May 13, 2025

S&P upgrades CES Energy Solutions Corp. rating to ’B+’ due to debt reduction

Investing.com -- S&P Global Ratings has announced an upgrade in the credit rating for Canada-based CES Energy Solutions (OTC: CESDF ) Corp. The new rating, raised to ’B+’ from ’B’, comes as a result of the company’s debt reduction efforts, which saw it pay down C$50 million of fixed-rate debt in 2024. The company’s funds from operations (FFO) to debt ratio ended the year at 62%.
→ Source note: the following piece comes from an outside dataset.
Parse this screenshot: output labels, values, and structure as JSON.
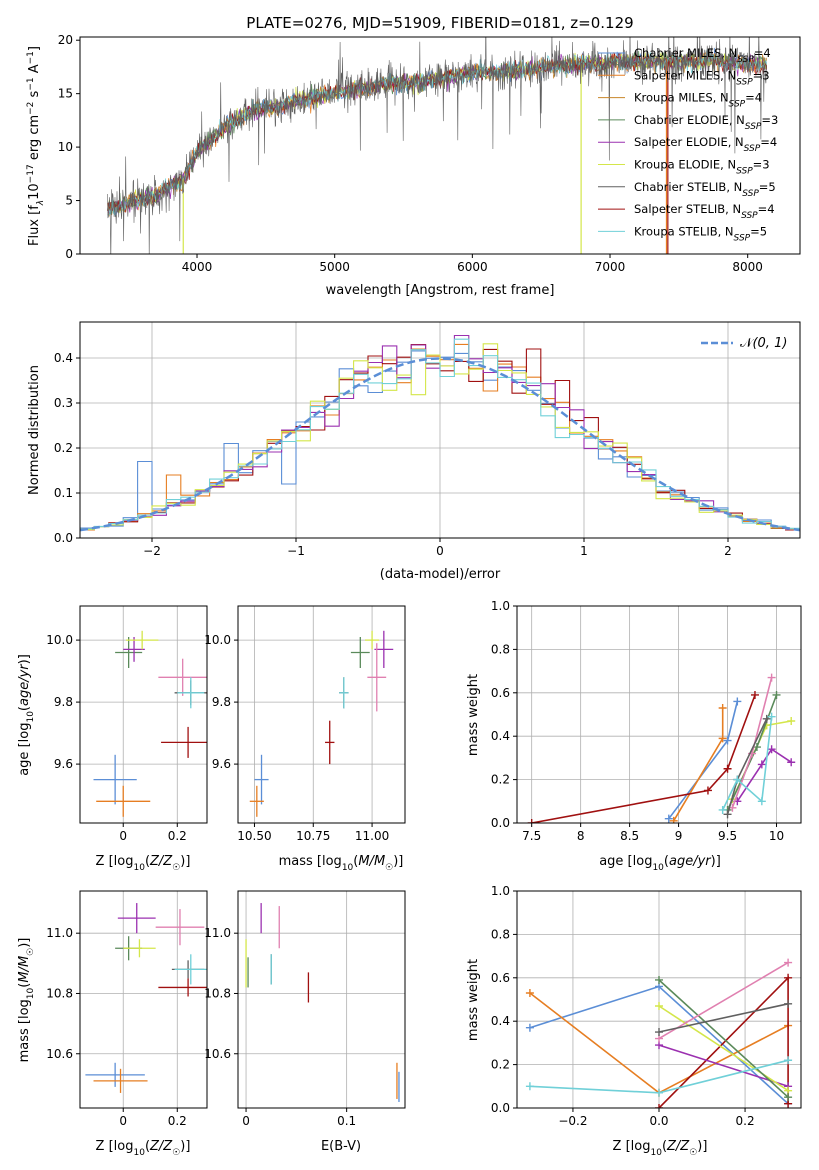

The ratings agency anticipates that CES Energy’s leverage metrics will continue to be robust, despite an expected decrease in North American oilfield activity in 2025. The stable outlook reflects S&P’s belief that the company’s variable-cost structure, strong market position, and sensible financial policy will enable it to weather the slowdown and maintain an average FFO/debt ratio of around 58% over the next two years.

In 2024, CES Energy repaid C$50 million of fixed-rate debt, improving its debt maturity profile. The company’s C$550 million secured revolving credit facility matures in November 2028, while its C$200 million unsecured notes mature in 2029. Despite a forecasted slowdown in North American oilfield activity, CES Energy’s main operating region, the company is expected to maintain a strong FFO to debt ratio of 58% over the next two years.
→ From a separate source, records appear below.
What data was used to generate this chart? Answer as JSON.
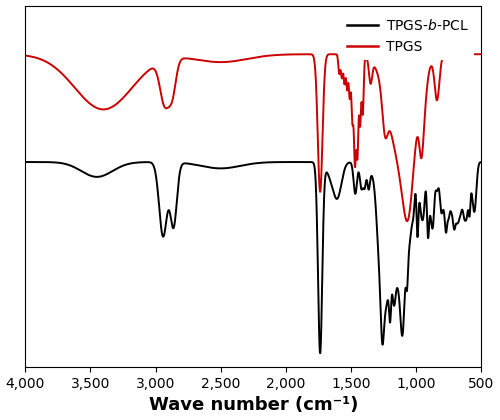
{
  "xlabel": "Wave number (cm⁻¹)",
  "xlim": [
    4000,
    500
  ],
  "xticks": [
    4000,
    3500,
    3000,
    2500,
    2000,
    1500,
    1000,
    500
  ],
  "xtick_labels": [
    "4,000",
    "3,500",
    "3,000",
    "2,500",
    "2,000",
    "1,500",
    "1,000",
    "500"
  ],
  "tpgs_color": "#cc0000",
  "pcl_color": "#000000",
  "background_color": "#ffffff",
  "linewidth_tpgs": 1.4,
  "linewidth_pcl": 1.4,
  "legend_labels": [
    "TPGS-$b$-PCL",
    "TPGS"
  ],
  "legend_colors": [
    "#000000",
    "#cc0000"
  ],
  "xlabel_fontsize": 13,
  "xlabel_fontweight": "bold",
  "tick_fontsize": 10
}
The company is projected to generate about C$190 million of free cash flow in 2025. S&P believes that the company will prioritize debt reduction over buybacks to maintain its leverage target of debt to EBITDA of 1.5x or less.
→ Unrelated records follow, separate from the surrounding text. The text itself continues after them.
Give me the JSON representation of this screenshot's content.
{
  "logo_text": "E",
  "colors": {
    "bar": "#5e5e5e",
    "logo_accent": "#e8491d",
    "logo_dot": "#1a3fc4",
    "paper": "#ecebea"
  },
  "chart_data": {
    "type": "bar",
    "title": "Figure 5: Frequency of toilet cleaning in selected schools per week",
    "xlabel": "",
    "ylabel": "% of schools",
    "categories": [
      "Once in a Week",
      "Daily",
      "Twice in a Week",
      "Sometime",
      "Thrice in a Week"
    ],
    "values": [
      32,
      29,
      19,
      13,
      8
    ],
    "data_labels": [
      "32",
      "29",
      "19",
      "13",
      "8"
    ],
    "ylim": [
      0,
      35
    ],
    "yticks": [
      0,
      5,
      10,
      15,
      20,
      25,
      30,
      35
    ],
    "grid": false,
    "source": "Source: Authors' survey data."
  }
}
CES Energy’s drilling and completions fluids segment, which accounts for approximately 50% of its revenue, is largely influenced by the North American rig count. Despite macroeconomic uncertainty, the production chemicals volumes are expected to consistently contribute to cash flows. However, the drilling and completion fluids segment is more susceptible to volatility due to its dependence on capital spending by exploration and production companies.

S&P forecasts a revenue decline of 8% in 2025, with the EBITDA margin dropping to 14% from 15.3% in 2024, due to lower rig counts impacting product demand and pricing. However, a slight improvement is expected in 2026 driven by higher commodity prices and improved demand conditions.

The company’s U.S. business, which accounts for 66% of total revenue, has limited direct exposure to ongoing tariff uncertainty. Most of CES Energy’s customer contracts include cost pass-through mechanisms, which could help offset higher costs.

Despite its variable-cost structure being advantageous in previous downturns, CES Energy’s mid-teens EBITDA margin (15% in 2024) lags behind ’B+’ rated peers. The company’s financial policy continues to support the higher rating, with a track record of reducing capital spending, cutting dividends, and limiting buybacks to preserve cash and manage leverage during downturns.

The stable outlook reflects S&P’s expectation that CES Energy will generate about C$190 million of free cash flow in 2025 and limit buybacks in favor of debt reduction to maintain its leverage target of Debt/EBITDA of 1.5x or lower.

S&P could lower the rating within the next 12 months if FFO to debt approaches 30% on a sustained basis. This would likely occur if the company adopted a more aggressive financial policy favoring shareholder returns over maintaining its leverage target.

While unlikely within the next 12 months, the rating could be raised if the company improved its profitability and increased its scale in line with higher-rated peers while maintaining FFO/debt around 60%.